Greatness is within Trump's reach
The State Department doesn't need so many diplomats if it redefines its mission to remove such cumbersome goals as "democracy promotion." Budget balancing becomes easier if you simply set projected annual growth at 3?percent rather than the 2?percent economists actually expect. And bankers can no longer be accused of favoring profits over a client's best interests when there is no requirement that they do otherwise.
If you think about it broadly, there is no problem Trump can't solve by redefinition.
Trump's promise to rebuild the nation's aging infrastructure, particularly bridges and airports (for one-third the regular price!), is not looking so good. But a simple redefinition could fix this. The American Society of Civil Engineers reports that the average American bridge is 43 years old. But if the Trump administration were to define "years" for infrastructure in Jupiter years rather than Earth years, those same bridges would only be 3.6 years old. Problem solved.

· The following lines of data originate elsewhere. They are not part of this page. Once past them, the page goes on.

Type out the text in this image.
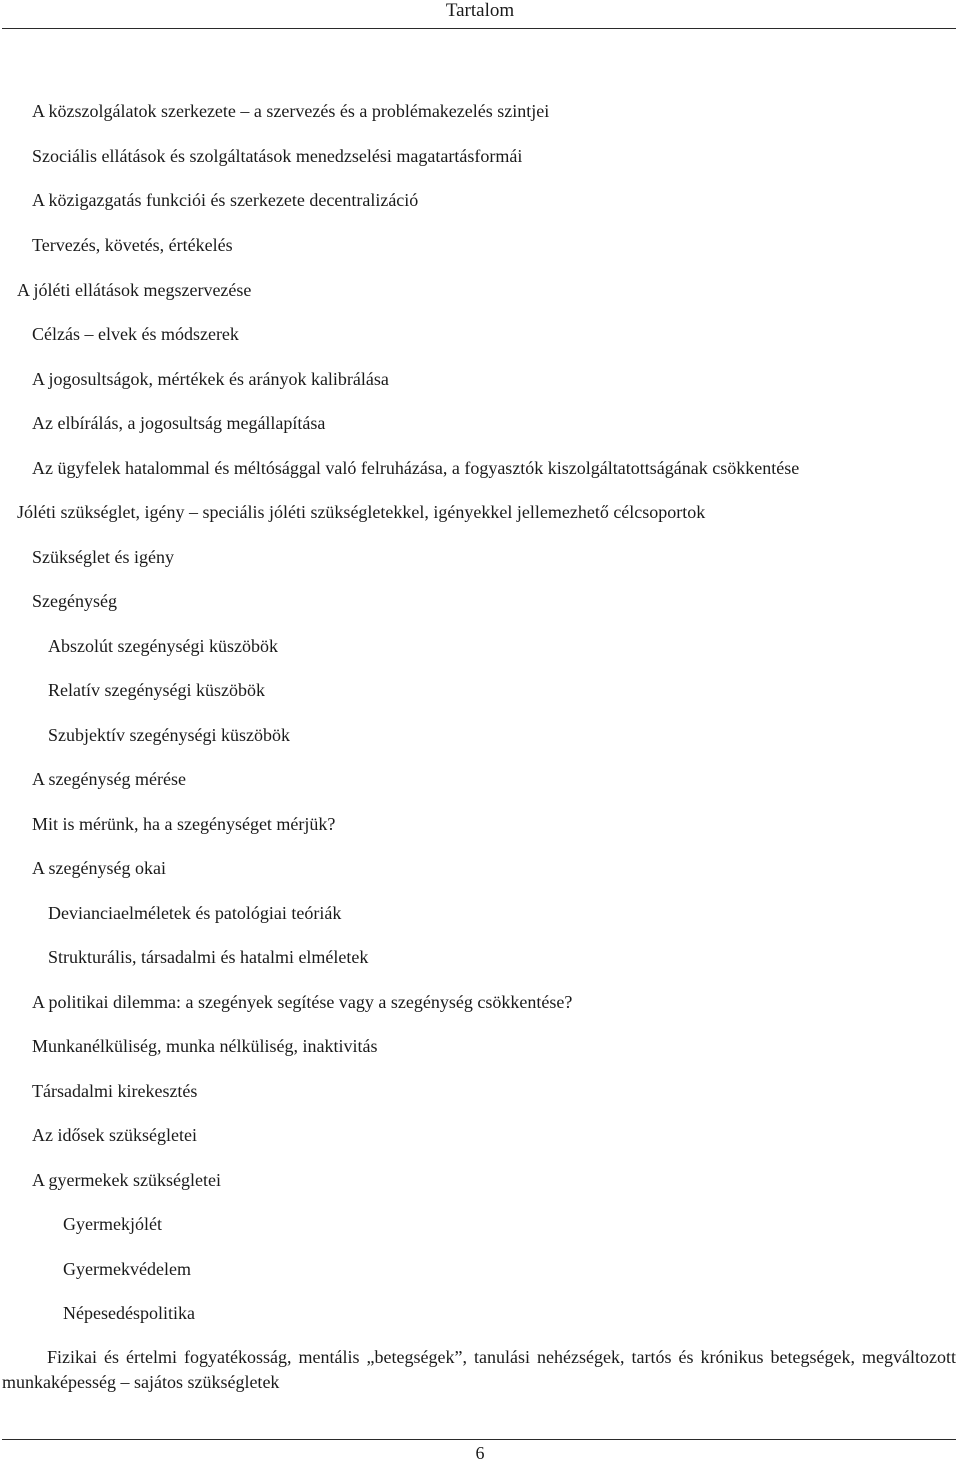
Tartalom
A közszolgálatok szerkezete – a szervezés és a problémakezelés szintjei
Szociális ellátások és szolgáltatások menedzselési magatartásformái
A közigazgatás funkciói és szerkezete decentralizáció
Tervezés, követés, értékelés
A jóléti ellátások megszervezése
Célzás – elvek és módszerek
A jogosultságok, mértékek és arányok kalibrálása
Az elbírálás, a jogosultság megállapítása
Az ügyfelek hatalommal és méltósággal való felruházása, a fogyasztók kiszolgáltatottságának csökkentése
Jóléti szükséglet, igény – speciális jóléti szükségletekkel, igényekkel jellemezhető célcsoportok
Szükséglet és igény
Szegénység
Abszolút szegénységi küszöbök
Relatív szegénységi küszöbök
Szubjektív szegénységi küszöbök
A szegénység mérése
Mit is mérünk, ha a szegénységet mérjük?
A szegénység okai
Devianciaelméletek és patológiai teóriák
Strukturális, társadalmi és hatalmi elméletek
A politikai dilemma: a szegények segítése vagy a szegénység csökkentése?
Munkanélküliség, munka nélküliség, inaktivitás
Társadalmi kirekesztés
Az idősek szükségletei
A gyermekek szükségletei
Gyermekjólét
Gyermekvédelem
Népesedéspolitika
Fizikai és értelmi fogyatékosság, mentális „betegségek”, tanulási nehézségek, tartós és krónikus betegségek, megváltozott munkaképesség – sajátos szükségletek
6
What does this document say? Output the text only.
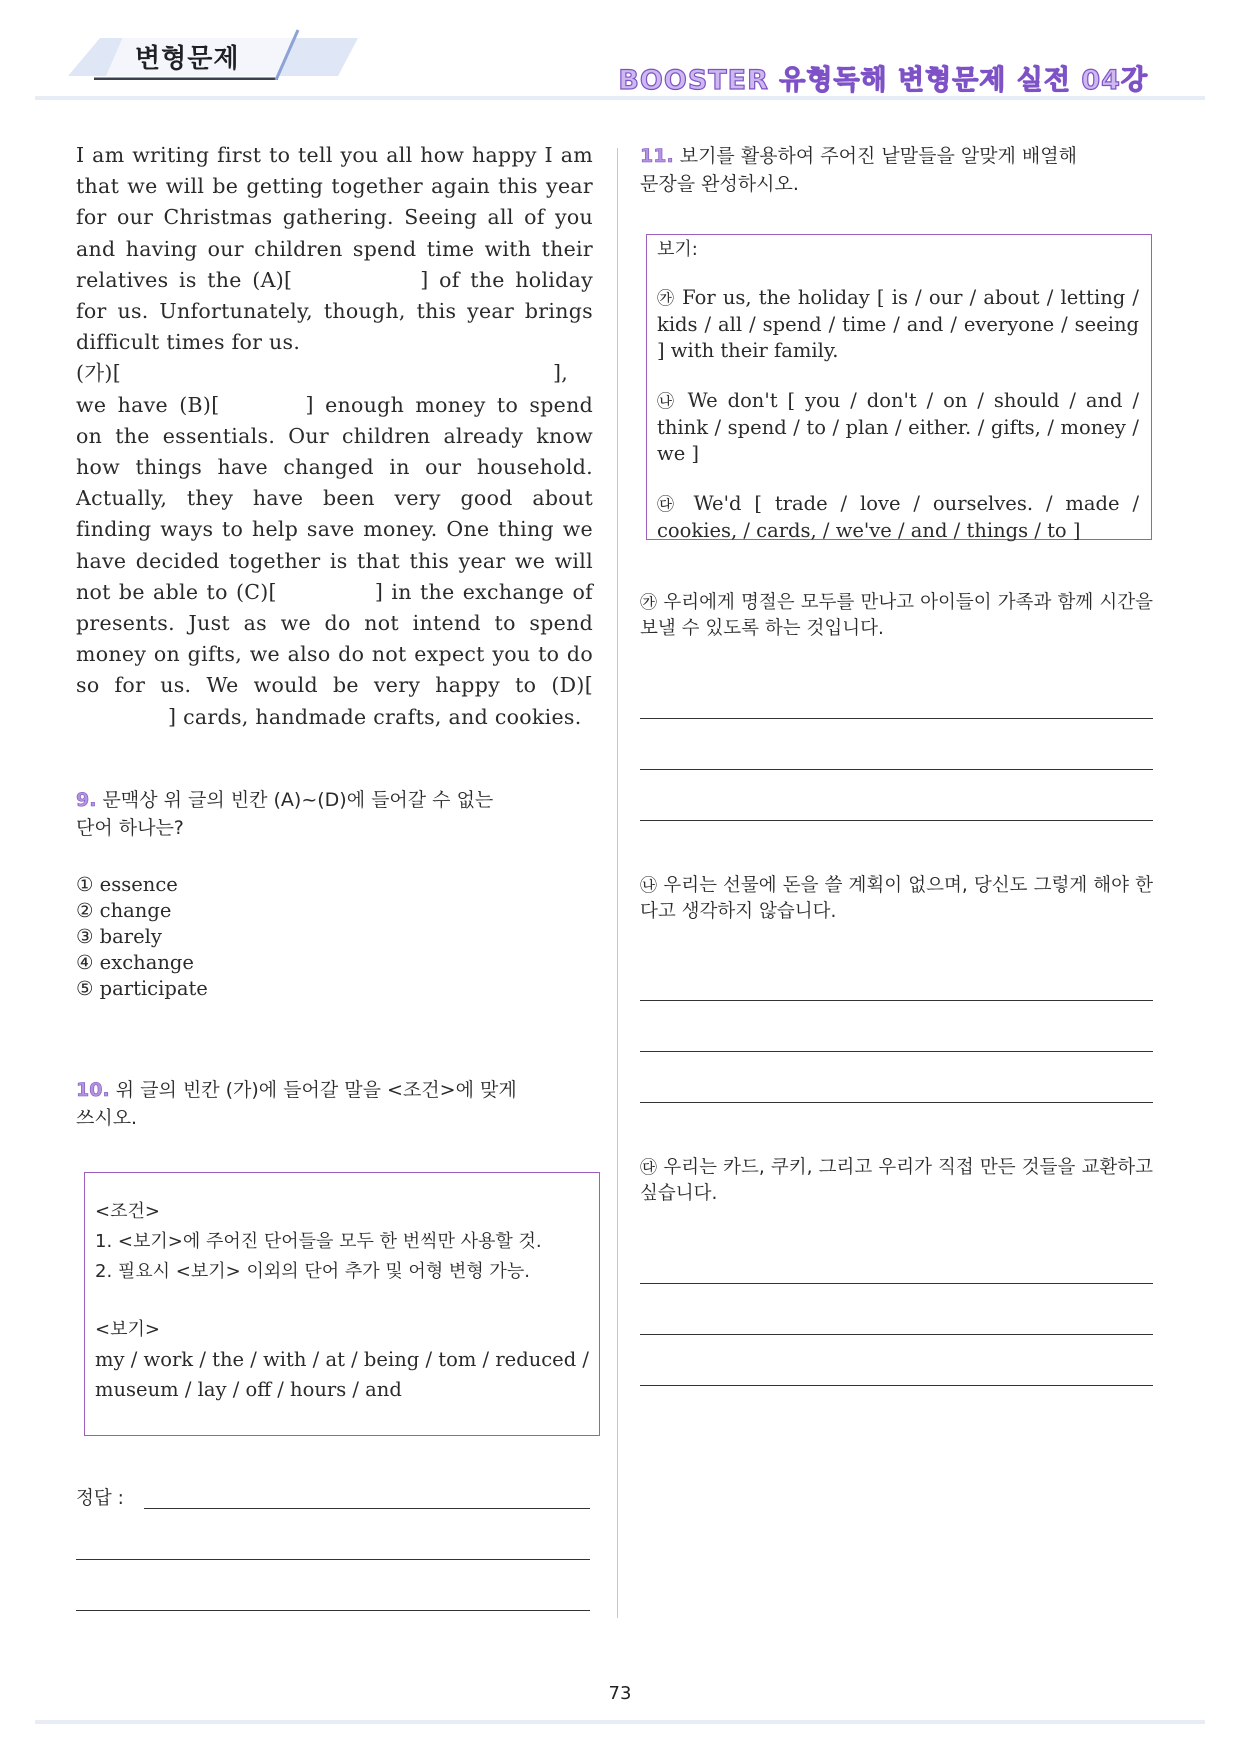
변형문제
BOOSTER 유형독해 변형문제 실전 04강
I am writing first to tell you all how happy I am that we will be getting together again this year for our Christmas gathering. Seeing all of you and having our children spend time with their relatives is the (A)[	] of the holiday for us. Unfortunately, though, this year brings difficult times for us.
(가)[	],
we have (B)[	] enough money to spend on the essentials. Our children already know how things have changed in our household. Actually, they have been very good about finding ways to help save money. One thing we have decided together is that this year we will not be able to (C)[	] in the exchange of presents. Just as we do not intend to spend money on gifts, we also do not expect you to do so for us. We would be very happy to (D)[] cards, handmade crafts, and cookies.
9. 문맥상 위 글의 빈칸 (A)~(D)에 들어갈 수 없는
단어 하나는?
① essence
② change
③ barely
④ exchange
⑤ participate
10. 위 글의 빈칸 (가)에 들어갈 말을 <조건>에 맞게
쓰시오.
<조건>
1. <보기>에 주어진 단어들을 모두 한 번씩만 사용할 것.
2. 필요시 <보기> 이외의 단어 추가 및 어형 변형 가능.
<보기>
my / work / the / with / at / being / tom / reduced / museum / lay / off / hours / and
정답 :
11. 보기를 활용하여 주어진 낱말들을 알맞게 배열해
문장을 완성하시오.
보기:
㉮ For us, the holiday [ is / our / about / letting / kids / all / spend / time / and / everyone / seeing ] with their family.
㉯ We don't [ you / don't / on / should / and / think / spend / to / plan / either. / gifts, / money / we ]
㉰ We'd [ trade / love / ourselves. / made / cookies, / cards, / we've / and / things / to ]
㉮ 우리에게 명절은 모두를 만나고 아이들이 가족과 함께 시간을 보낼 수 있도록 하는 것입니다.
㉯ 우리는 선물에 돈을 쓸 계획이 없으며, 당신도 그렇게 해야 한다고 생각하지 않습니다.
㉰ 우리는 카드, 쿠키, 그리고 우리가 직접 만든 것들을 교환하고 싶습니다.
73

Trump has pledged to deport 11?million people living illegally in the United States -- but it appears his administration is actually deporting fewer people than before. Here, a simple word change would do: Strike the word "illegally." About 15?million people in the United States self-deport each year (we come back when our vacation or business trip is over, but Trump can leave that part out). Goal met.
In a broader sense, Trump's "Make America Great Again" goal won't hold up well when his supporters realize that coal, steel and heavy manufacturing jobs aren't coming back. But what if he redefines greatness, not by the number of jobs but by the number of people who stand for the national anthem at football games?
Greatness is within reach -- if we define it down.